Wednesday, January 11, 2012

Where Are You?


I really enjoy reading Seth Godin's blog.  I even loaded it on my new Droid tablet.  Some of his posts are long, and others are short, but to the point.  A case in point was yesterday's post:


One option is to struggle to be heard whenever you're in the room...

Another is to be the sort of person who is missed when you're not.
The first involves making noise.
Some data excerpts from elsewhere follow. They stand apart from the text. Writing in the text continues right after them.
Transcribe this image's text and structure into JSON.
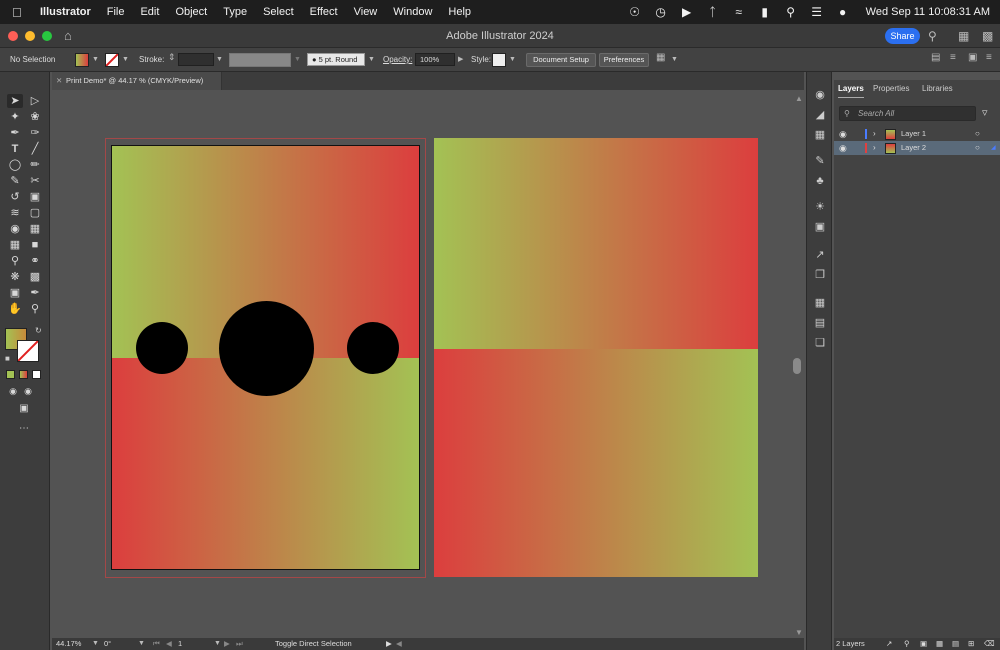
{
  "menubar": {
    "app_name": "Illustrator",
    "items": [
      "File",
      "Edit",
      "Object",
      "Type",
      "Select",
      "Effect",
      "View",
      "Window",
      "Help"
    ],
    "clock": "Wed Sep 11  10:08:31 AM"
  },
  "titlebar": {
    "title": "Adobe Illustrator 2024",
    "share_label": "Share"
  },
  "controlbar": {
    "selection_label": "No Selection",
    "stroke_label": "Stroke:",
    "brush_value": "5 pt. Round",
    "opacity_label": "Opacity:",
    "opacity_value": "100%",
    "style_label": "Style:",
    "document_setup_label": "Document Setup",
    "preferences_label": "Preferences"
  },
  "document": {
    "tab_title": "Print Demo* @ 44.17 % (CMYK/Preview)"
  },
  "colors": {
    "gradient_green": "#a3c254",
    "gradient_red": "#dc3e3e",
    "artboard_border": "#b03030",
    "selection_blue": "#5a6a7a",
    "layer1_color": "#4a7cff",
    "layer2_color": "#e04040"
  },
  "layers_panel": {
    "tabs": [
      "Layers",
      "Properties",
      "Libraries"
    ],
    "search_placeholder": "Search All",
    "layers": [
      {
        "name": "Layer 1",
        "selected": false
      },
      {
        "name": "Layer 2",
        "selected": true
      }
    ],
    "footer_count": "2 Layers"
  },
  "statusbar": {
    "zoom": "44.17%",
    "rotation": "0°",
    "artboard_number": "1",
    "status_text": "Toggle Direct Selection"
  }
}
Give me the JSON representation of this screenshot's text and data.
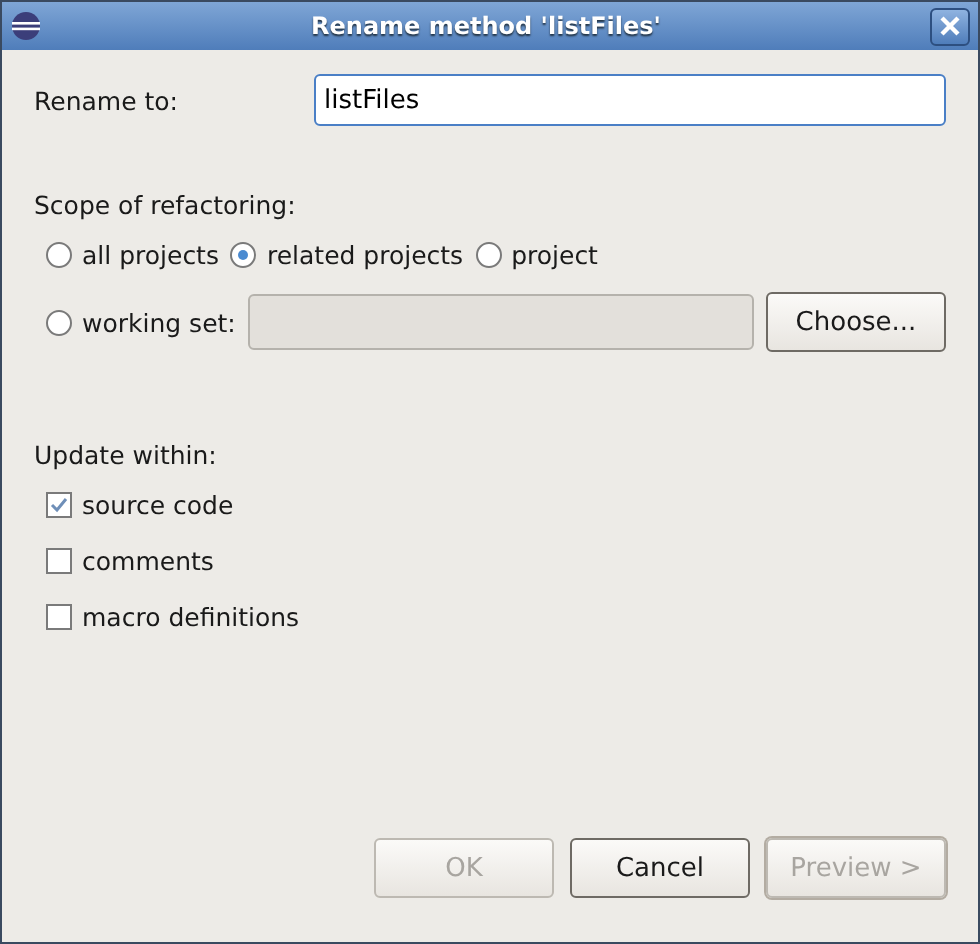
{
  "window": {
    "title": "Rename method 'listFiles'"
  },
  "rename": {
    "label": "Rename to:",
    "value": "listFiles"
  },
  "scope": {
    "label": "Scope of refactoring:",
    "options": [
      {
        "label": "all projects",
        "selected": false
      },
      {
        "label": "related projects",
        "selected": true
      },
      {
        "label": "project",
        "selected": false
      }
    ],
    "working_set": {
      "label": "working set:",
      "selected": false,
      "disabled": true,
      "button": "Choose..."
    }
  },
  "update": {
    "label": "Update within:",
    "options": [
      {
        "label": "source code",
        "checked": true
      },
      {
        "label": "comments",
        "checked": false
      },
      {
        "label": "macro definitions",
        "checked": false
      }
    ]
  },
  "buttons": [
    {
      "label": "OK",
      "disabled": true,
      "default": false
    },
    {
      "label": "Cancel",
      "disabled": false,
      "default": false
    },
    {
      "label": "Preview >",
      "disabled": true,
      "default": true
    }
  ]
}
The second involves making a difference.
I am on a lot of boards and committees.  It seems like at every meeting, people are competing to be heard.  They're not really adding anything to the discussion, just making sure they get heard (and in the process making the meeting much longer than it needs to be!).   When you're lucky, however, there's one person in the room who sits quietly and finally makes just one comment, but it's the perfect comment.  My mom's mother was like that; in fact, you always wanted to sit closely to her so you could hear what she had to say.
I hear you, you're thinking that this is all very interesting, but what does it have to do with the Trenches?  Plenty, actually.  Let's talk again about the client from yesterday.  One of her complaints is that when her now 20 year old daughter testified against her a year and a half ago, I didn't do a "Perry Mason", or for you younger folks out there, a "Law and Order" moment, and rip her limb from limb.  It would have made an impression had I done that, to be sure, but not a good one, nor would it have served any purpose.  What I did is ask her one question.  Her answer to that question won the case and was cited specifically by the judge in her opinion.  I didn't make noise; I made a difference.   Do you think the client would have been happy if I'd have just made noise and she'd lost her case?  
Seth Godin's blog also provides another teaching moment for our clients in the Trenches.  No one wants to be invivisble.  Most of the clients here in the Trenches are afraid if they don't tell their side of the story loudly enough, if they don't give ALL the facts, if they don't talk long (and loudly) enough, then they won't be seen or understood or vindicated.  Really?   What I get from them when they act that way is a headache.  So does the judge.  The people who think and speak deliberately make a far better impression, and have more impact.  When they talk, people listen and pay attention.  
Sometimes I think I want to be heard.  Mostly, I want to be missed.